= Simple fruit =

Ripened ovary from a single flower

Simple fruits are the result of the ripening-to-fruit of a simple or compound ovary in a single flower with a single pistil. In contrast, a single flower with numerous pistils typically produces an aggregate fruit; and the merging of several flowers, or a 'multiple' of flowers, results in a 'multiple' fruit. A simple fruit is further classified as either dry or fleshy.

== Types of simple fruits ==

=== Dry simple fruits ===

- Achene – most commonly seen in aggregate fruits (e.g., strawberry).
- Capsule – (Brazil nut: botanically, it is not a nut).
- Caryopsis – (cereal grains, including wheat, rice, oats, barley).
- Cypsela – an achene-like fruit derived from the individual florets in a capitulum: (dandelion).
- Fibrous drupe – (coconut, walnut: botanically, neither is a true nut.).
- Follicle – follicles are formed from a single carpel, and opens by one suture: (milkweed); also commonly seen in aggregate fruits: (magnolia, peony).
- Legume – (bean, pea, peanut: botanically, the peanut is the seed of a legume, not a nut).
- Loment – a type of indehiscent legume: (sweet vetch or wild potato).
- Nut – (beechnut, hazelnut, acorn (of the oak): botanically, these are true nuts).
- Samara – (ash, elm, maple key).
- Schizocarp – (carrot seed).
- Silique – (radish seed).
- Silicle – (shepherd's purse).
- Utricle – (beet, Rumex).

Fruits in which part or all of the pericarp (fruit wall) is fleshy at maturity are termed fleshy simple fruits.

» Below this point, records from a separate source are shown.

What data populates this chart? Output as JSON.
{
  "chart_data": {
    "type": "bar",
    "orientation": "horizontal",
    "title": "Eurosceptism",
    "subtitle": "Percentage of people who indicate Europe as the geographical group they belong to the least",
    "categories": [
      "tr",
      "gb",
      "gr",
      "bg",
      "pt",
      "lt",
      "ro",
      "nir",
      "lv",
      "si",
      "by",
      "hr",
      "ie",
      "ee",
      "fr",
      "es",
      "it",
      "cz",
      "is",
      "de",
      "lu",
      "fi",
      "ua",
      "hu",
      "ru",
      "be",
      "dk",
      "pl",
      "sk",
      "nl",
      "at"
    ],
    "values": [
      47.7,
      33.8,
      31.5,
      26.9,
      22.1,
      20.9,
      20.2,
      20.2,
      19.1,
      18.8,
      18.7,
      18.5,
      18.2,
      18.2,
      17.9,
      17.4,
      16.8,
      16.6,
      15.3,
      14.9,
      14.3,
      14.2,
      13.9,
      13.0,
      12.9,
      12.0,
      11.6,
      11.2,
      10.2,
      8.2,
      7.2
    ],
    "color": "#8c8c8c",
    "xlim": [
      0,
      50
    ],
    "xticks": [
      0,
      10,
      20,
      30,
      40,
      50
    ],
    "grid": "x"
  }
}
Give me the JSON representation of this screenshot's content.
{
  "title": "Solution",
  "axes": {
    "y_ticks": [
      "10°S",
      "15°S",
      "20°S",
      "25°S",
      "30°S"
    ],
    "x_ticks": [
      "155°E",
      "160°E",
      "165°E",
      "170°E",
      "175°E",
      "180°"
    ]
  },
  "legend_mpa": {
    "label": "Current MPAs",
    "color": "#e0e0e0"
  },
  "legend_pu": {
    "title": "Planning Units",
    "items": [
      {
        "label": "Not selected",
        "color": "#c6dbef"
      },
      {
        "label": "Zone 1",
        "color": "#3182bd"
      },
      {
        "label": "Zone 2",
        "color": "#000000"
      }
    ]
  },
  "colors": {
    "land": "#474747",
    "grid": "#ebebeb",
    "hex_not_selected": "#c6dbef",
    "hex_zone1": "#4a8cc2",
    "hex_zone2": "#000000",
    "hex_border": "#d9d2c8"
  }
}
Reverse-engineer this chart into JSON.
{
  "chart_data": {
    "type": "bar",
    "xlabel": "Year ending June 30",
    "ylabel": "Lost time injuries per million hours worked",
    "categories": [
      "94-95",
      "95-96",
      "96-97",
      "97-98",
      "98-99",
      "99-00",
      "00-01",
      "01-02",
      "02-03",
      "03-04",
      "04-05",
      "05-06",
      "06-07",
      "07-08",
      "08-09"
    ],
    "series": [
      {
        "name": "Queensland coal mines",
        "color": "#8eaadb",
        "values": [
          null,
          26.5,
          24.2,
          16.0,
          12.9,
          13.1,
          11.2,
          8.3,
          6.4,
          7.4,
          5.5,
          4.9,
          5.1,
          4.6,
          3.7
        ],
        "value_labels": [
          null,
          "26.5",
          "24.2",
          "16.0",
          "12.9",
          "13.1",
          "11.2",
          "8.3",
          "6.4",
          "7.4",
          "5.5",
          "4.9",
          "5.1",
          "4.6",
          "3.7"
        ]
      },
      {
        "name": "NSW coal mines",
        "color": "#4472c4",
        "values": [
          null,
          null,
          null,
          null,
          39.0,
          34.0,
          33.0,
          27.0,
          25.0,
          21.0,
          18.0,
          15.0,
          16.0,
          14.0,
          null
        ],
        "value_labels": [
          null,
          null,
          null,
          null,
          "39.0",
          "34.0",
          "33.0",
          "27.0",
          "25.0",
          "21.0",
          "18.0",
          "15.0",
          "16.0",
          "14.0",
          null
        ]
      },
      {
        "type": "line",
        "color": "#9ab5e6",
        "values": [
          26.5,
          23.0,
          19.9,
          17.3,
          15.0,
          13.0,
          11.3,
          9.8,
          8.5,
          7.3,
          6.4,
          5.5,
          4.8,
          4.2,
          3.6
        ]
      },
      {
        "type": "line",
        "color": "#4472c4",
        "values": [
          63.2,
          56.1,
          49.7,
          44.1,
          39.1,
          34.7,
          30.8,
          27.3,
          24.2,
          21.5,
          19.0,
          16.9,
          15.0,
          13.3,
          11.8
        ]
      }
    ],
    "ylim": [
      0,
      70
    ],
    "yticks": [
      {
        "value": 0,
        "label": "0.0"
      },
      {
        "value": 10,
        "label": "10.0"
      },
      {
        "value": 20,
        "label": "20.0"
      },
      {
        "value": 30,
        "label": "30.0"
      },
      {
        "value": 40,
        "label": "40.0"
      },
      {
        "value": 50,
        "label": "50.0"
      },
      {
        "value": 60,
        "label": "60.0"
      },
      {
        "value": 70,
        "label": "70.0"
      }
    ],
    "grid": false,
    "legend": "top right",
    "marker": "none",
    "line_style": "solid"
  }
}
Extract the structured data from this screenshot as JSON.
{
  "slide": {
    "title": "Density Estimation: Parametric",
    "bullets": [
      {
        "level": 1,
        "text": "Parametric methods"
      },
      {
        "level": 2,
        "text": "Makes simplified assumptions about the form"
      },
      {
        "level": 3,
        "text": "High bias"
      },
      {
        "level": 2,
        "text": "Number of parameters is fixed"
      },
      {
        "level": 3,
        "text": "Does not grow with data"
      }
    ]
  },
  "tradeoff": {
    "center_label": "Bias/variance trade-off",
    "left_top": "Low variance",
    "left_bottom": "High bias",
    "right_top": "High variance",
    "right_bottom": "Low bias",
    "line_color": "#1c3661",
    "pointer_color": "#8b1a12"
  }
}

=== Fleshy simple fruits ===

- Berry – the berry is the most common type of fleshy fruit. The entire outer layer of the ovary wall ripens into a potentially edible "pericarp", (see below).
- Stone fruit or drupe – the definitive characteristic of a drupe is the hard, "lignified" stone (sometimes called the "pit"). It is derived from the ovary wall of the flower: apricot, cherry, olive, peach, plum, mango.
- Pome – the pome fruits: apples, pears, rosehips, saskatoon berry, etc., are a syncarpous (fused) fleshy fruit, a simple fruit, developing from a half-inferior ovary. Pomes are of the family Rosaceae

== Seed dissemination ==
To distribute their seeds, dry fruits may split open and discharge their seeds to the winds, which is called dehiscence. Or the distribution process may rely upon the decay and degradation of the fruit to expose the seeds; or it may rely upon the eating of fruit and excreting of seeds by frugivores – both are called indehiscence. Fleshy fruits do not split open, but they also are indehiscent and they may also rely on frugivores for distribution of their seeds. Typically, the entire outer layer of the ovary wall ripens into a potentially edible pericarp.